Euro2k = pyleo.MultipleGeoSeries(ts_list, label='Euro2k', time_unit='year AD')  

Once in this form, it’s trivial to map these records all at once:

fig, ax = Euro2k.map()
../_images/34981cc975687803b836d37ae5fcf909c266c31f1411d62b4fbbcb6576d733a8.png

For a relatively localized dataset like this, the default projection is “Orthographic” because it minimally distorts the represented surface, and reminds us that the Earth is (nearly) round (unlike some other, unnamed projections). For a full list of allowable projections, see the cartopy documentation. For more on this, see the mapping notebook.

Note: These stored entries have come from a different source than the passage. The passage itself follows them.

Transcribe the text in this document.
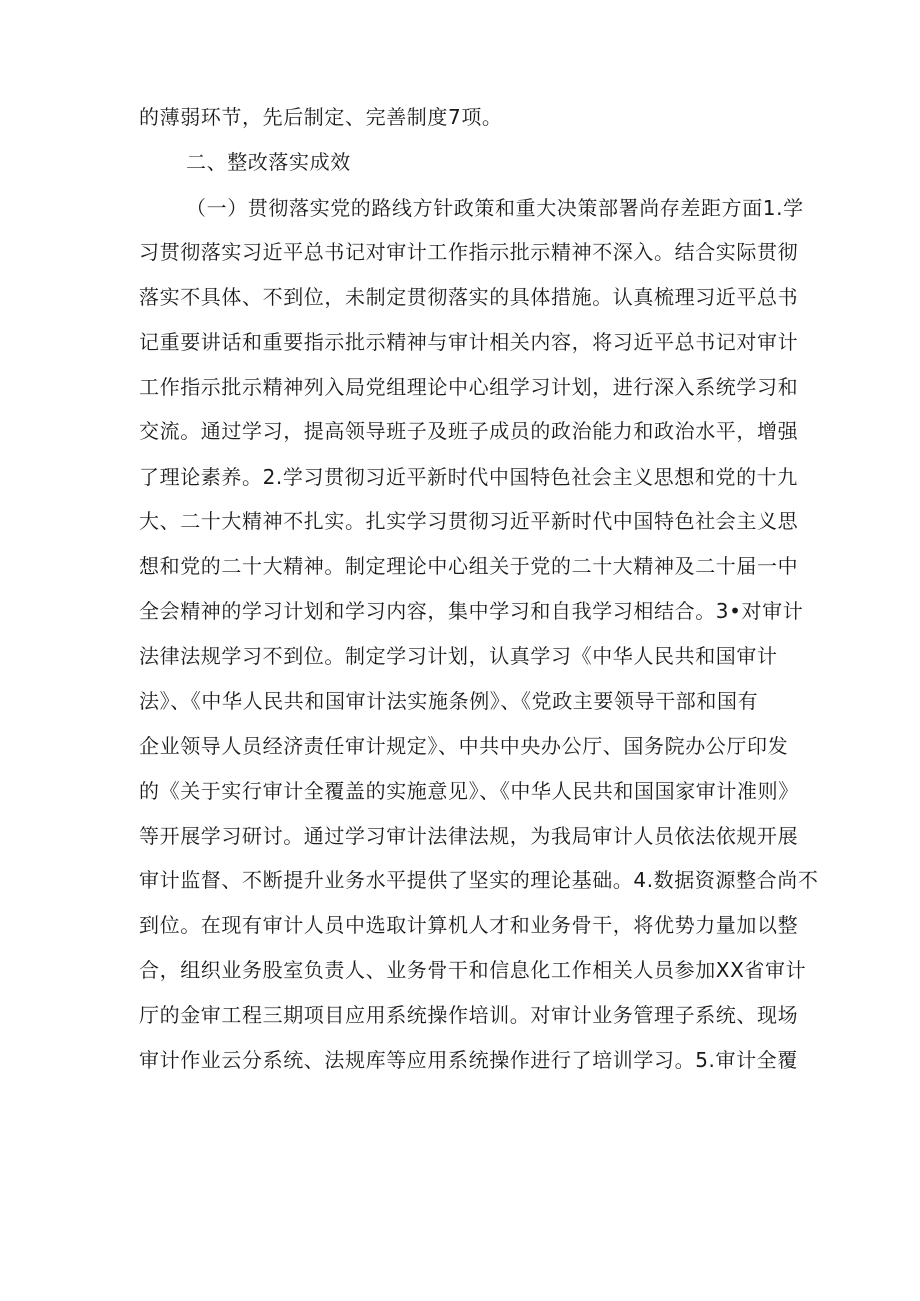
的薄弱环节，先后制定、完善制度7项。
二、整改落实成效
（一）贯彻落实党的路线方针政策和重大决策部署尚存差距方面1.学
习贯彻落实习近平总书记对审计工作指示批示精神不深入。结合实际贯彻
落实不具体、不到位，未制定贯彻落实的具体措施。认真梳理习近平总书
记重要讲话和重要指示批示精神与审计相关内容，将习近平总书记对审计
工作指示批示精神列入局党组理论中心组学习计划，进行深入系统学习和
交流。通过学习，提高领导班子及班子成员的政治能力和政治水平，增强
了理论素养。2.学习贯彻习近平新时代中国特色社会主义思想和党的十九
大、二十大精神不扎实。扎实学习贯彻习近平新时代中国特色社会主义思
想和党的二十大精神。制定理论中心组关于党的二十大精神及二十届一中
全会精神的学习计划和学习内容，集中学习和自我学习相结合。3•对审计
法律法规学习不到位。制定学习计划，认真学习《中华人民共和国审计
法》、《中华人民共和国审计法实施条例》、《党政主要领导干部和国有
企业领导人员经济责任审计规定》、中共中央办公厅、国务院办公厅印发
的《关于实行审计全覆盖的实施意见》、《中华人民共和国国家审计准则》
等开展学习研讨。通过学习审计法律法规，为我局审计人员依法依规开展
审计监督、不断提升业务水平提供了坚实的理论基础。4.数据资源整合尚不
到位。在现有审计人员中选取计算机人才和业务骨干，将优势力量加以整
合，组织业务股室负责人、业务骨干和信息化工作相关人员参加XX省审计
厅的金审工程三期项目应用系统操作培训。对审计业务管理子系统、现场
审计作业云分系统、法规库等应用系统操作进行了培训学习。5.审计全覆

Because it may be relevant to interpreting the results, let’s map elevation:

fig, ax = Euro2k.map(hue='elevation')
../_images/bf7c2fd5b586bda53eaa18211db99c68b774892913b03d84cef3b9bb1b8cd31b.png

Most records are near sea level, though a few in the Pyrenees and Alps are at altitudes ov several thousand meters. It critical to look at the records themselves prior to feeding them to PCA:

fig, ax = Euro2k.stackplot(v_shift_factor=1.2)
../_images/d43df11fc02d57554c4e54d9b9e77d2de5ad26cc7dd00e1a82f5e7f67b027c96.png

No red flags ; we are ready to proceed with PCA. Notice here that Euro2k, being an instance of MultipleGeoSeries, has access to all the methods of its parent class MultipleSeries, including stackplot()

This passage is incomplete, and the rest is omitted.